Overview

The selective catalytic reduction (SCR) process is based on the reaction of ammonia or urea with nitrogen oxides (NOx) on a catalyst to remove NOx from flue gas. Ammonia water is injected into the upstream flue gas duct nozzles. The nitrogen oxides present in the flue gas are converted into nitrogen and water vapour at the catalytic surface. The catalyst itself with its internal catalytic modules is a maintenance-free black box.

The versatility of the SCR process reflects the fact that the catalytic reactor can either be installed in a high-dust arrangement downstream boiler (front end) or a low-dust (tail end) arrangement between the initial flue gas cleaning system (dedusting and desulphurisation) and the stack - either for a temperature range of 240° - 300°C (high temperature) or 180° - 200°C (low temperature). Low temperature requires a periodic reactivation of the catalyst surfaces by heating the gases to 320°C with an extreme burner.

Ammonia water, pure ammonia, liquid or solid urea can be utilised as reactants, depending on the technical, economical and safety requirements.

Application

Wherever low NOx-emissions without the possibility of ammonia-slip removal is requested, the SCR-technology has to be applied.

The positioning of the DeNOx/SCR system within the flue gas cleaning process depends on the energy-recovery concept of the EfW-plant and on the general required flue gas treatment concept.

The tail end or low-dust configuration has proved to be highly effective for use at EfW plants. In this configuration, the catalytic converter is only exposed to minimum concentrations of catalyst poisons, leading to a longer catalyst life.

Key factors in decisions between the two potential configurations are overall plant investment costs and operating costs. The low-dust arrangement requires reheating of the flue gas upstream of the SCR inlet by the heat-exchanger and/or boiler.

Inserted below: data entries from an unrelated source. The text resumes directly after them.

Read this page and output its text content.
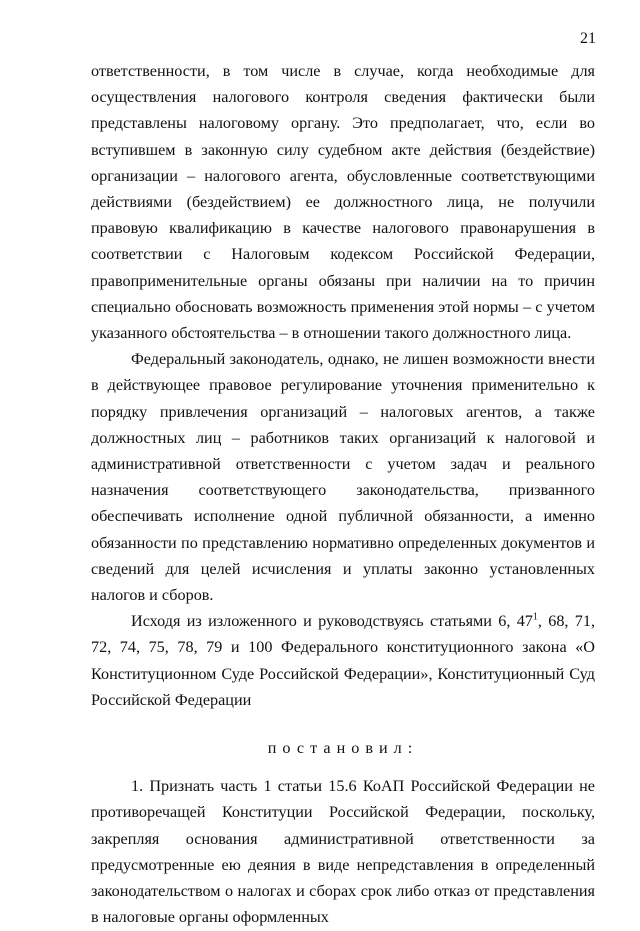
21

ответственности, в том числе в случае, когда необходимые для осуществления налогового контроля сведения фактически были представлены налоговому органу. Это предполагает, что, если во вступившем в законную силу судебном акте действия (бездействие) организации – налогового агента, обусловленные соответствующими действиями (бездействием) ее должностного лица, не получили правовую квалификацию в качестве налогового правонарушения в соответствии с Налоговым кодексом Российской Федерации, правоприменительные органы обязаны при наличии на то причин специально обосновать возможность применения этой нормы – с учетом указанного обстоятельства – в отношении такого должностного лица.

Федеральный законодатель, однако, не лишен возможности внести в действующее правовое регулирование уточнения применительно к порядку привлечения организаций – налоговых агентов, а также должностных лиц – работников таких организаций к налоговой и административной ответственности с учетом задач и реального назначения соответствующего законодательства, призванного обеспечивать исполнение одной публичной обязанности, а именно обязанности по представлению нормативно определенных документов и сведений для целей исчисления и уплаты законно установленных налогов и сборов.

Исходя из изложенного и руководствуясь статьями 6, $47^1$, 68, 71, 72, 74, 75, 78, 79 и 100 Федерального конституционного закона «О Конституционном Суде Российской Федерации», Конституционный Суд Российской Федерации

постановил:

1. Признать часть 1 статьи 15.6 КоАП Российской Федерации не противоречащей Конституции Российской Федерации, поскольку, закрепляя основания административной ответственности за предусмотренные ею деяния в виде непредставления в определенный законодательством о налогах и сборах срок либо отказ от представления в налоговые органы оформленных
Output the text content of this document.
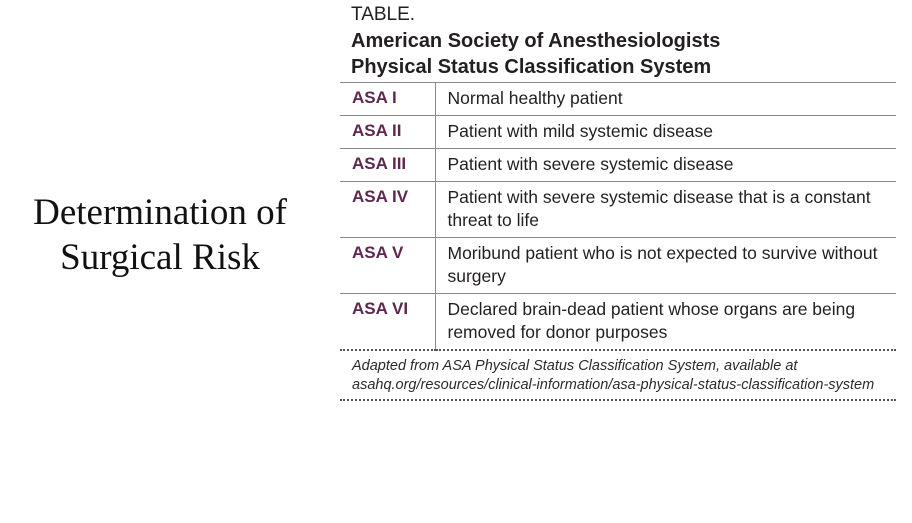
Determination of
Surgical Risk
TABLE.
American Society of Anesthesiologists
Physical Status Classification System
ASA I	Normal healthy patient
ASA II	Patient with mild systemic disease
ASA III	Patient with severe systemic disease
ASA IV	Patient with severe systemic disease that is a constant threat to life
ASA V	Moribund patient who is not expected to survive without surgery
ASA VI	Declared brain-dead patient whose organs are being removed for donor purposes
Adapted from ASA Physical Status Classification System, available at asahq.org/resources/clinical-information/asa-physical-status-classification-system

Maximum reduction of nitrogen oxides contaminants: 70 to 95%

Example of Tail End Catalyst

Key features - High-dust configuration

• Reduced catalyst lifetime
• Clogging or build-up of deposits possible due to high dust content
• Lower space requirement
• Potential use as a hybrid catalyst after SNCR
• Lower invest and operating cost
• No flue gas reheating necessary

Key features - Low-dust configuration

• Higher catalyst lifetime
• No clogging or build-up of deposits
• Lower catalyst volume due to highspecific surface
• Combined reduction of dioxins and furans or CO
• Re-heating necessary